In an effort to obtain more information about issues affecting residents of Queens, Senator Hillary Rodham Clinton met with Queens newspaper reporters and publishers last weekend.

"The Queens area played a big role in helping me with the election, and I want to reach out to them and let them know that their concerns are my concerns," said Clinton.

The Senator stated that although she has traveled to many places, there are no newspapers like those she has seen in the Queens region.












The Senator holds the daughter of a Bangladeshi newspaper publisher. The Senator holds the daughter of a Bangladeshi newspaper publisher.

"There is such diversity, in terms of the newspapers and communities, that I have not seen anywhere in my travels. I'm a big supporter of community newspapers because you hear about stories that you wouldn't normally hear about in the daily newspapers. I have even considered writing a monthly column, and submitting it to the local and daily papers. I'm still thinking about it, " said the Senator.

Clinton outlined a number of plans and proposals she had for the residents of the area, and she took time out to acknowledge people who died in the World Trade Center attacks that were from Queens.

"There is no doubt that many people from this borough were impacted by the attacks, and my heart goes out to all the families that are still grieving. I would say to them that we are doing all that we can, working with the Bush administration, to make sure that all terrorists are brought to justice," Clinton stated.

The Wave questioned the Senator about the situation involving the flight path over Rockaway, and she was adamant about the fact that planes should not be allowed to fly directly over Rockaway homes.

"I know that Congressman Weiner has taken an active role in trying to stop the planes from flying over the homes of Rockaway residents. I for one would love to see them take another route, but ultimately it will be up to FAA officials to decide," she said.

The Senator was also asked if she felt that terrorism played a part in bringing down Flight 587, and she said that she did not have enough information about the crash to make an assessment at this time.

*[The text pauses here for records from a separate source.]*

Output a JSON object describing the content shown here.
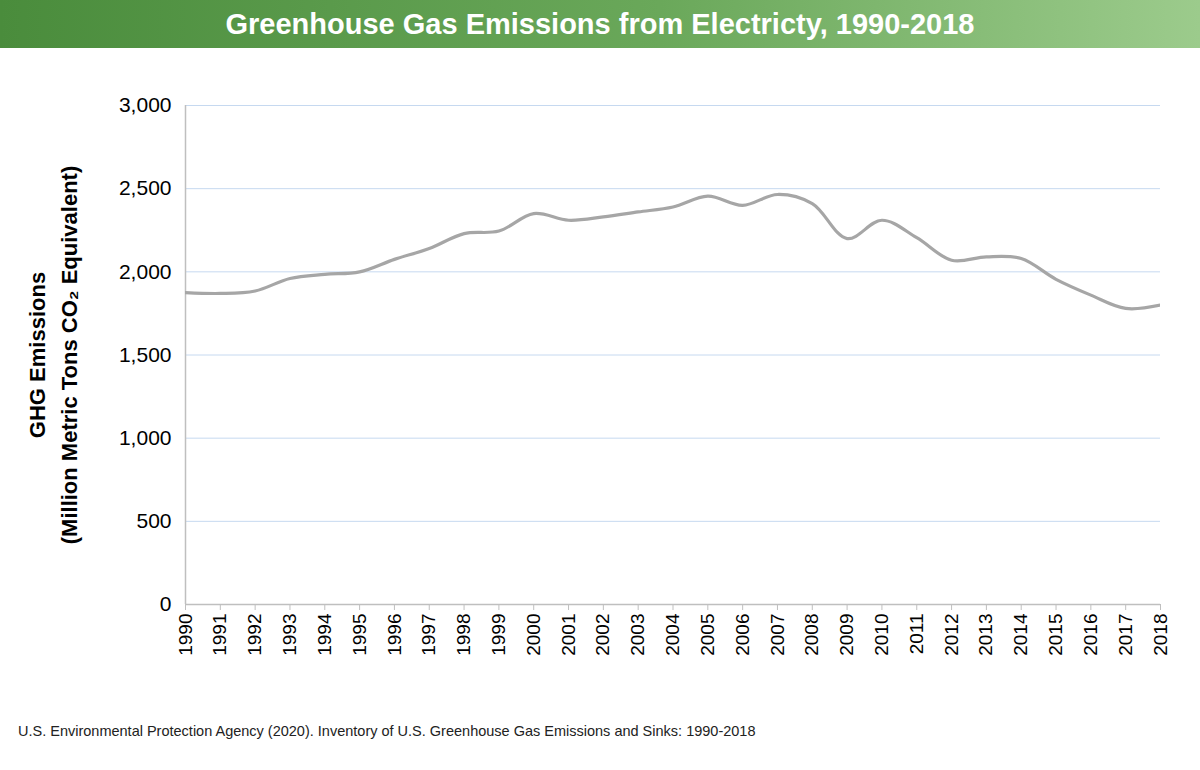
{
  "chart_data": {
    "type": "line",
    "title": "Greenhouse Gas Emissions from Electricty, 1990-2018",
    "ylabel_lines": [
      "GHG Emissions",
      "(Million Metric Tons CO₂ Equivalent)"
    ],
    "source": "U.S. Environmental Protection Agency (2020). Inventory of U.S. Greenhouse Gas Emissions and Sinks: 1990-2018",
    "x": [
      1990,
      1991,
      1992,
      1993,
      1994,
      1995,
      1996,
      1997,
      1998,
      1999,
      2000,
      2001,
      2002,
      2003,
      2004,
      2005,
      2006,
      2007,
      2008,
      2009,
      2010,
      2011,
      2012,
      2013,
      2014,
      2015,
      2016,
      2017,
      2018
    ],
    "values": [
      1875,
      1870,
      1885,
      1960,
      1985,
      2000,
      2075,
      2140,
      2230,
      2245,
      2350,
      2310,
      2330,
      2360,
      2390,
      2455,
      2400,
      2465,
      2410,
      2200,
      2310,
      2205,
      2070,
      2090,
      2080,
      1955,
      1860,
      1780,
      1800
    ],
    "color": "#a6a6a6",
    "xlim": [
      1990,
      2018
    ],
    "xticks": [
      1990,
      1991,
      1992,
      1993,
      1994,
      1995,
      1996,
      1997,
      1998,
      1999,
      2000,
      2001,
      2002,
      2003,
      2004,
      2005,
      2006,
      2007,
      2008,
      2009,
      2010,
      2011,
      2012,
      2013,
      2014,
      2015,
      2016,
      2017,
      2018
    ],
    "ylim": [
      0,
      3000
    ],
    "yticks": [
      0,
      500,
      {
        "value": 1000,
        "label": "1,000"
      },
      {
        "value": 1500,
        "label": "1,500"
      },
      {
        "value": 2000,
        "label": "2,000"
      },
      {
        "value": 2500,
        "label": "2,500"
      },
      {
        "value": 3000,
        "label": "3,000"
      }
    ],
    "grid": true
  }
}
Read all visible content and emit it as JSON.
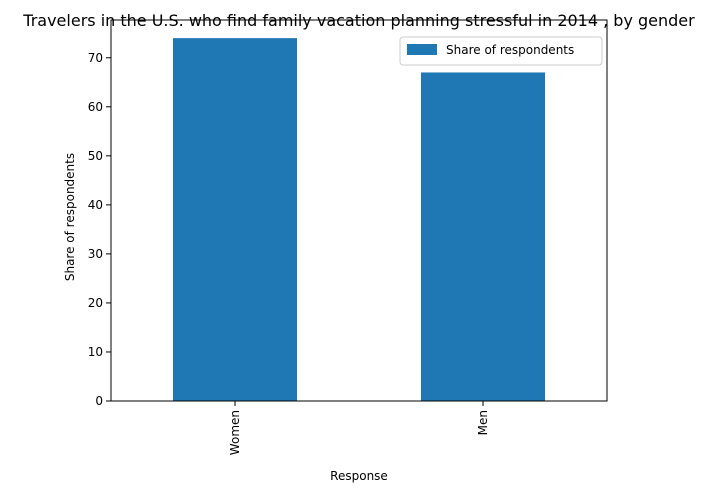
{
  "chart_data": {
    "type": "bar",
    "title": "Travelers in the U.S. who find family vacation planning stressful in 2014 , by gender",
    "xlabel": "Response",
    "ylabel": "Share of respondents",
    "categories": [
      "Women",
      "Men"
    ],
    "series": [
      {
        "name": "Share of respondents",
        "values": [
          74,
          67
        ],
        "color": "#1f77b4"
      }
    ],
    "ylim": [
      0,
      77.7
    ],
    "yticks": [
      0,
      10,
      20,
      30,
      40,
      50,
      60,
      70
    ],
    "grid": false,
    "legend": "top-right"
  }
}
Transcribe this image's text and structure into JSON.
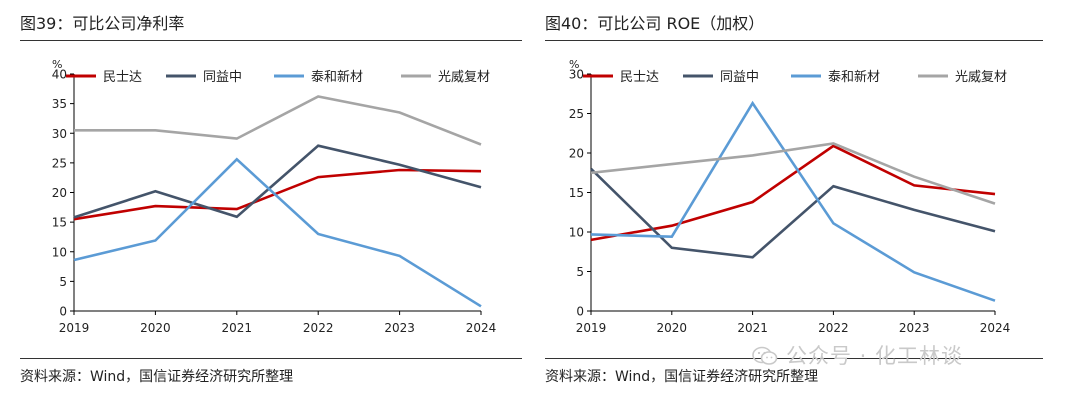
{
  "watermark": {
    "text": "公众号 · 化工林谈"
  },
  "charts": [
    {
      "figure_title": "图39：可比公司净利率",
      "source": "资料来源：Wind，国信证券经济研究所整理",
      "chart_data": {
        "type": "line",
        "ylabel": "%",
        "xlabel": "",
        "x": [
          "2019",
          "2020",
          "2021",
          "2022",
          "2023",
          "2024"
        ],
        "ylim": [
          0,
          40
        ],
        "yticks": [
          0,
          5,
          10,
          15,
          20,
          25,
          30,
          35,
          40
        ],
        "grid": false,
        "legend": "top",
        "series": [
          {
            "name": "民士达",
            "color": "#c00000",
            "values": [
              15.5,
              17.7,
              17.2,
              22.6,
              23.8,
              23.6
            ]
          },
          {
            "name": "同益中",
            "color": "#44546a",
            "values": [
              15.8,
              20.2,
              15.9,
              27.9,
              24.7,
              20.9
            ]
          },
          {
            "name": "泰和新材",
            "color": "#5b9bd5",
            "values": [
              8.6,
              11.9,
              25.6,
              13.0,
              9.3,
              0.8
            ]
          },
          {
            "name": "光威复材",
            "color": "#a5a5a5",
            "values": [
              30.5,
              30.5,
              29.1,
              36.2,
              33.5,
              28.1
            ]
          }
        ]
      }
    },
    {
      "figure_title": "图40：可比公司 ROE（加权）",
      "source": "资料来源：Wind，国信证券经济研究所整理",
      "chart_data": {
        "type": "line",
        "ylabel": "%",
        "xlabel": "",
        "x": [
          "2019",
          "2020",
          "2021",
          "2022",
          "2023",
          "2024"
        ],
        "ylim": [
          0,
          30
        ],
        "yticks": [
          0,
          5,
          10,
          15,
          20,
          25,
          30
        ],
        "grid": false,
        "legend": "top",
        "series": [
          {
            "name": "民士达",
            "color": "#c00000",
            "values": [
              9.0,
              10.8,
              13.8,
              20.9,
              15.9,
              14.8
            ]
          },
          {
            "name": "同益中",
            "color": "#44546a",
            "values": [
              18.0,
              8.0,
              6.8,
              15.8,
              12.8,
              10.1
            ]
          },
          {
            "name": "泰和新材",
            "color": "#5b9bd5",
            "values": [
              9.7,
              9.4,
              26.3,
              11.1,
              4.9,
              1.3
            ]
          },
          {
            "name": "光威复材",
            "color": "#a5a5a5",
            "values": [
              17.5,
              18.6,
              19.7,
              21.2,
              17.0,
              13.6
            ]
          }
        ]
      }
    }
  ]
}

When The Wave informed Clinton about the latest revelation from a TWA pilot, in which he said that the Airbus 300 does not have the capability of dumping fuel, while initial reports from the NTSB, FAA and Governor Pataki stated fuel had been dumped in Jamaica Bay, the Senator took immediate interest.

"I think that is an extremely interesting point, and it needs to be looked at. I would suggest that you give that information or article to the NTSB and the FBI. That is something that needs to be seriously looked at," replied Clinton.

The Senator made it abundantly clear that handling immigration issues, while making sure that people's rights are not violated, was of utmost importance. She believes people of Muslim-Arab descent, who are recognized as American citizens, have been unfairly targeted and that the practice must stop.

"We have to come up with a way of weeding out the terrorists and true threats to our country, while preserving the rights of those who live in this country as Muslims or any other nationality," Clinton said.

Clinton noted that while she does not agree with certain actions used by the Bush administration in the war effort, she does agree with the administration that Saddam Hussein must be deposed from Iraq.

The Senator stated, "There is no doubt that Saddam Hussein is extremely dangerous. Based on reports that I have seen, with regard to him building and acquiring weapons of mass destruction, I am absolutely convinced that we should use methods to oust him. How we do it is the question."